Нет, не думает даже! А мечтою, незримым ощущением естества, глядя на золотой свет низящего солнца, мечтает, мыслит о свете Фаворском – таком же золотом, сказочном, о коем когда-то, в дали дальней прожитых лет, толковал он пятилетним младенем умирающей девочке в отцовом дому, когда страшная федорчукова рать катилась мимо их родового ростовского терема и отец, рискуя жизнью, подбирал на завьюженном пути обмороженных, полумертвых беглецов. Подбирал и выхаживал в погребах своего боярского дома.

А девчушка умирала от трупного заражения – от обмороженных ног, и он, сидючи с нею, гладил ее по волосам и объяснял, сам горячо веря тому, что ее после смерти унесут с собою на небо ангелы и она узрит свет, фаворский свет! Неизреченно прекрасный, струящий лучи от престола господня.

Девочка умерла. Отрок вырос и пашет землю, мысля вскоре уходить в монастырь. И ему неведомы споры ученых иерархов о Варлааме и Акиндине, о Григории Паламе, сотрясающие далекую Византию. Но свет духовный, фаворский свет, чает он увидеть сам, когда уйдет совершать подвиг иночества в лесную одинокую пустынь. И что там мыслят ученые люди? О чем толкует его многоумный старший брат Стефан? Юноша с грубыми руками, что до заката замыслил допахать свое поле, знает одно: не слова, а дела важны пред Господом, а ему, как и всей Руси, нужнее истины афонских старцев, чем хитросплетенья латинских мудрецов.

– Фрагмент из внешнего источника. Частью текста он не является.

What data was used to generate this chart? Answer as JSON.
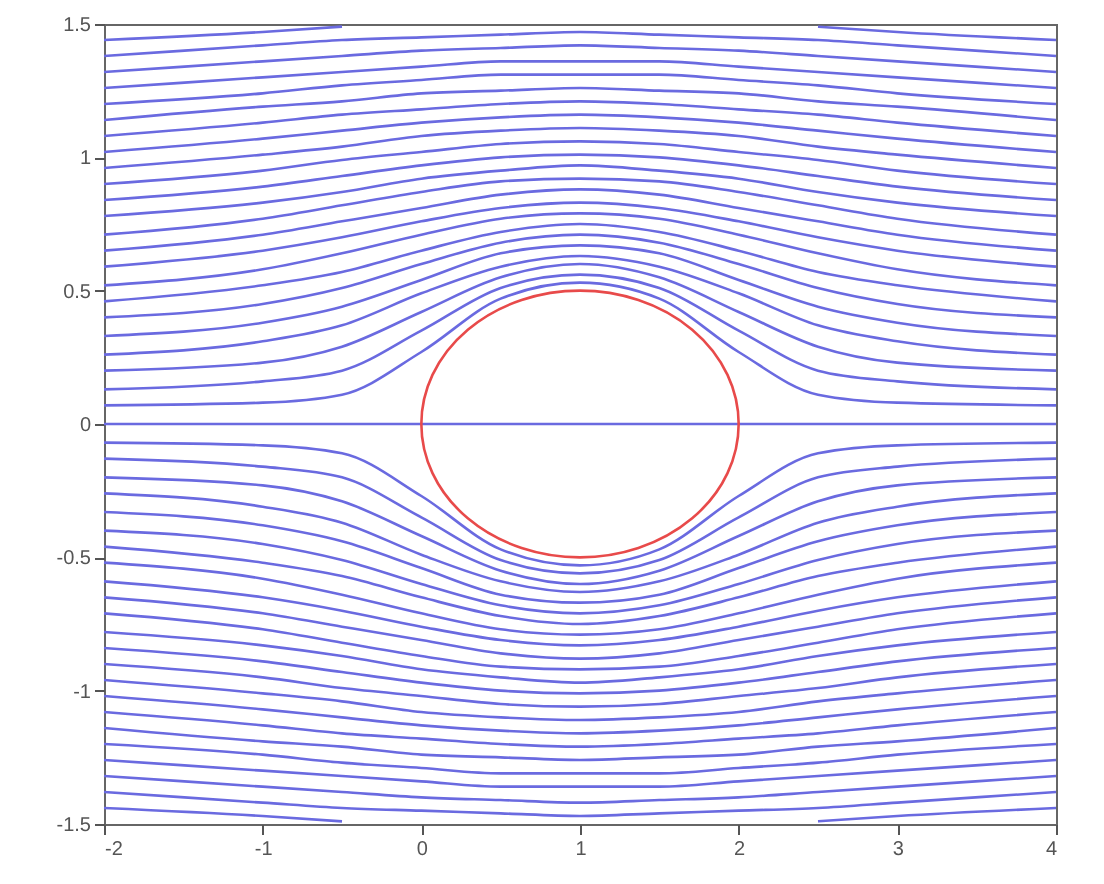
{
  "chart_data": {
    "type": "line",
    "x": [
      -2,
      -1,
      -0.5,
      0,
      0.5,
      1,
      1.5,
      2,
      2.5,
      3,
      4
    ],
    "xlim": [
      -2,
      4
    ],
    "ylim": [
      -1.5,
      1.5
    ],
    "xticks": [
      -2,
      -1,
      0,
      1,
      2,
      3,
      4
    ],
    "yticks": [
      -1.5,
      -1,
      -0.5,
      0,
      0.5,
      1,
      1.5
    ],
    "grid": false,
    "marker": "none",
    "line_style": "solid",
    "series": [
      {
        "color": "#6a6ae0",
        "values": [
          1.44,
          1.47,
          1.49,
          null,
          null,
          null,
          null,
          null,
          1.49,
          1.47,
          1.44
        ]
      },
      {
        "color": "#6a6ae0",
        "values": [
          1.38,
          1.42,
          1.44,
          1.45,
          1.46,
          1.47,
          1.46,
          1.45,
          1.44,
          1.42,
          1.38
        ]
      },
      {
        "color": "#6a6ae0",
        "values": [
          1.32,
          1.36,
          1.38,
          1.4,
          1.41,
          1.42,
          1.41,
          1.4,
          1.38,
          1.36,
          1.32
        ]
      },
      {
        "color": "#6a6ae0",
        "values": [
          1.26,
          1.3,
          1.32,
          1.34,
          1.36,
          1.36,
          1.36,
          1.34,
          1.32,
          1.3,
          1.26
        ]
      },
      {
        "color": "#6a6ae0",
        "values": [
          1.2,
          1.24,
          1.27,
          1.29,
          1.31,
          1.31,
          1.31,
          1.29,
          1.27,
          1.24,
          1.2
        ]
      },
      {
        "color": "#6a6ae0",
        "values": [
          1.14,
          1.19,
          1.21,
          1.24,
          1.25,
          1.26,
          1.25,
          1.24,
          1.21,
          1.19,
          1.14
        ]
      },
      {
        "color": "#6a6ae0",
        "values": [
          1.08,
          1.13,
          1.16,
          1.18,
          1.2,
          1.21,
          1.2,
          1.18,
          1.16,
          1.13,
          1.08
        ]
      },
      {
        "color": "#6a6ae0",
        "values": [
          1.02,
          1.07,
          1.1,
          1.13,
          1.15,
          1.16,
          1.15,
          1.13,
          1.1,
          1.07,
          1.02
        ]
      },
      {
        "color": "#6a6ae0",
        "values": [
          0.96,
          1.01,
          1.04,
          1.08,
          1.1,
          1.11,
          1.1,
          1.08,
          1.04,
          1.01,
          0.96
        ]
      },
      {
        "color": "#6a6ae0",
        "values": [
          0.9,
          0.95,
          0.99,
          1.02,
          1.05,
          1.06,
          1.05,
          1.02,
          0.99,
          0.95,
          0.9
        ]
      },
      {
        "color": "#6a6ae0",
        "values": [
          0.84,
          0.89,
          0.93,
          0.97,
          1,
          1.01,
          1,
          0.97,
          0.93,
          0.89,
          0.84
        ]
      },
      {
        "color": "#6a6ae0",
        "values": [
          0.78,
          0.83,
          0.87,
          0.92,
          0.95,
          0.97,
          0.95,
          0.92,
          0.87,
          0.83,
          0.78
        ]
      },
      {
        "color": "#6a6ae0",
        "values": [
          0.71,
          0.77,
          0.82,
          0.87,
          0.91,
          0.92,
          0.91,
          0.87,
          0.82,
          0.77,
          0.71
        ]
      },
      {
        "color": "#6a6ae0",
        "values": [
          0.65,
          0.71,
          0.76,
          0.81,
          0.86,
          0.88,
          0.86,
          0.81,
          0.76,
          0.71,
          0.65
        ]
      },
      {
        "color": "#6a6ae0",
        "values": [
          0.59,
          0.65,
          0.7,
          0.76,
          0.81,
          0.83,
          0.81,
          0.76,
          0.7,
          0.65,
          0.59
        ]
      },
      {
        "color": "#6a6ae0",
        "values": [
          0.52,
          0.58,
          0.64,
          0.71,
          0.77,
          0.79,
          0.77,
          0.71,
          0.64,
          0.58,
          0.52
        ]
      },
      {
        "color": "#6a6ae0",
        "values": [
          0.46,
          0.52,
          0.57,
          0.65,
          0.72,
          0.75,
          0.72,
          0.65,
          0.57,
          0.52,
          0.46
        ]
      },
      {
        "color": "#6a6ae0",
        "values": [
          0.4,
          0.45,
          0.51,
          0.6,
          0.68,
          0.71,
          0.68,
          0.6,
          0.51,
          0.45,
          0.4
        ]
      },
      {
        "color": "#6a6ae0",
        "values": [
          0.33,
          0.38,
          0.44,
          0.54,
          0.64,
          0.67,
          0.64,
          0.54,
          0.44,
          0.38,
          0.33
        ]
      },
      {
        "color": "#6a6ae0",
        "values": [
          0.26,
          0.31,
          0.37,
          0.49,
          0.59,
          0.63,
          0.59,
          0.49,
          0.37,
          0.31,
          0.26
        ]
      },
      {
        "color": "#6a6ae0",
        "values": [
          0.2,
          0.23,
          0.29,
          0.42,
          0.55,
          0.6,
          0.55,
          0.42,
          0.29,
          0.23,
          0.2
        ]
      },
      {
        "color": "#6a6ae0",
        "values": [
          0.13,
          0.16,
          0.2,
          0.35,
          0.51,
          0.56,
          0.51,
          0.35,
          0.2,
          0.16,
          0.13
        ]
      },
      {
        "color": "#6a6ae0",
        "values": [
          0.07,
          0.08,
          0.11,
          0.27,
          0.47,
          0.53,
          0.47,
          0.27,
          0.11,
          0.08,
          0.07
        ]
      },
      {
        "color": "#6a6ae0",
        "values": [
          0,
          0,
          0,
          0,
          0,
          0,
          0,
          0,
          0,
          0,
          0
        ]
      },
      {
        "color": "#6a6ae0",
        "values": [
          -0.07,
          -0.08,
          -0.11,
          -0.27,
          -0.47,
          -0.53,
          -0.47,
          -0.27,
          -0.11,
          -0.08,
          -0.07
        ]
      },
      {
        "color": "#6a6ae0",
        "values": [
          -0.13,
          -0.16,
          -0.2,
          -0.35,
          -0.51,
          -0.56,
          -0.51,
          -0.35,
          -0.2,
          -0.16,
          -0.13
        ]
      },
      {
        "color": "#6a6ae0",
        "values": [
          -0.2,
          -0.23,
          -0.29,
          -0.42,
          -0.55,
          -0.6,
          -0.55,
          -0.42,
          -0.29,
          -0.23,
          -0.2
        ]
      },
      {
        "color": "#6a6ae0",
        "values": [
          -0.26,
          -0.31,
          -0.37,
          -0.49,
          -0.59,
          -0.63,
          -0.59,
          -0.49,
          -0.37,
          -0.31,
          -0.26
        ]
      },
      {
        "color": "#6a6ae0",
        "values": [
          -0.33,
          -0.38,
          -0.44,
          -0.54,
          -0.64,
          -0.67,
          -0.64,
          -0.54,
          -0.44,
          -0.38,
          -0.33
        ]
      },
      {
        "color": "#6a6ae0",
        "values": [
          -0.4,
          -0.45,
          -0.51,
          -0.6,
          -0.68,
          -0.71,
          -0.68,
          -0.6,
          -0.51,
          -0.45,
          -0.4
        ]
      },
      {
        "color": "#6a6ae0",
        "values": [
          -0.46,
          -0.52,
          -0.57,
          -0.65,
          -0.72,
          -0.75,
          -0.72,
          -0.65,
          -0.57,
          -0.52,
          -0.46
        ]
      },
      {
        "color": "#6a6ae0",
        "values": [
          -0.52,
          -0.58,
          -0.64,
          -0.71,
          -0.77,
          -0.79,
          -0.77,
          -0.71,
          -0.64,
          -0.58,
          -0.52
        ]
      },
      {
        "color": "#6a6ae0",
        "values": [
          -0.59,
          -0.65,
          -0.7,
          -0.76,
          -0.81,
          -0.83,
          -0.81,
          -0.76,
          -0.7,
          -0.65,
          -0.59
        ]
      },
      {
        "color": "#6a6ae0",
        "values": [
          -0.65,
          -0.71,
          -0.76,
          -0.81,
          -0.86,
          -0.88,
          -0.86,
          -0.81,
          -0.76,
          -0.71,
          -0.65
        ]
      },
      {
        "color": "#6a6ae0",
        "values": [
          -0.71,
          -0.77,
          -0.82,
          -0.87,
          -0.91,
          -0.92,
          -0.91,
          -0.87,
          -0.82,
          -0.77,
          -0.71
        ]
      },
      {
        "color": "#6a6ae0",
        "values": [
          -0.78,
          -0.83,
          -0.87,
          -0.92,
          -0.95,
          -0.97,
          -0.95,
          -0.92,
          -0.87,
          -0.83,
          -0.78
        ]
      },
      {
        "color": "#6a6ae0",
        "values": [
          -0.84,
          -0.89,
          -0.93,
          -0.97,
          -1,
          -1.01,
          -1,
          -0.97,
          -0.93,
          -0.89,
          -0.84
        ]
      },
      {
        "color": "#6a6ae0",
        "values": [
          -0.9,
          -0.95,
          -0.99,
          -1.02,
          -1.05,
          -1.06,
          -1.05,
          -1.02,
          -0.99,
          -0.95,
          -0.9
        ]
      },
      {
        "color": "#6a6ae0",
        "values": [
          -0.96,
          -1.01,
          -1.04,
          -1.08,
          -1.1,
          -1.11,
          -1.1,
          -1.08,
          -1.04,
          -1.01,
          -0.96
        ]
      },
      {
        "color": "#6a6ae0",
        "values": [
          -1.02,
          -1.07,
          -1.1,
          -1.13,
          -1.15,
          -1.16,
          -1.15,
          -1.13,
          -1.1,
          -1.07,
          -1.02
        ]
      },
      {
        "color": "#6a6ae0",
        "values": [
          -1.08,
          -1.13,
          -1.16,
          -1.18,
          -1.2,
          -1.21,
          -1.2,
          -1.18,
          -1.16,
          -1.13,
          -1.08
        ]
      },
      {
        "color": "#6a6ae0",
        "values": [
          -1.14,
          -1.19,
          -1.21,
          -1.24,
          -1.25,
          -1.26,
          -1.25,
          -1.24,
          -1.21,
          -1.19,
          -1.14
        ]
      },
      {
        "color": "#6a6ae0",
        "values": [
          -1.2,
          -1.24,
          -1.27,
          -1.29,
          -1.31,
          -1.31,
          -1.31,
          -1.29,
          -1.27,
          -1.24,
          -1.2
        ]
      },
      {
        "color": "#6a6ae0",
        "values": [
          -1.26,
          -1.3,
          -1.32,
          -1.34,
          -1.36,
          -1.36,
          -1.36,
          -1.34,
          -1.32,
          -1.3,
          -1.26
        ]
      },
      {
        "color": "#6a6ae0",
        "values": [
          -1.32,
          -1.36,
          -1.38,
          -1.4,
          -1.41,
          -1.42,
          -1.41,
          -1.4,
          -1.38,
          -1.36,
          -1.32
        ]
      },
      {
        "color": "#6a6ae0",
        "values": [
          -1.38,
          -1.42,
          -1.44,
          -1.45,
          -1.46,
          -1.47,
          -1.46,
          -1.45,
          -1.44,
          -1.42,
          -1.38
        ]
      },
      {
        "color": "#6a6ae0",
        "values": [
          -1.44,
          -1.47,
          -1.49,
          null,
          null,
          null,
          null,
          null,
          -1.49,
          -1.47,
          -1.44
        ]
      }
    ]
  }
}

Ибо не пришло еще время менять соху на плуг, но пришло время вспомнить святыни родимой старины и встать с ней и над нею против иноземного ворога, против чужой веры и чуждых навычаев льстивых немецких и иных мудрецов. Пришло время Руси встать, возродить себя в новом обличье, отрясти прах забвенья с родных святынь, и потому – да! Традиции, вера – нужнее многоразличных и многоразлично лживых западных умствований.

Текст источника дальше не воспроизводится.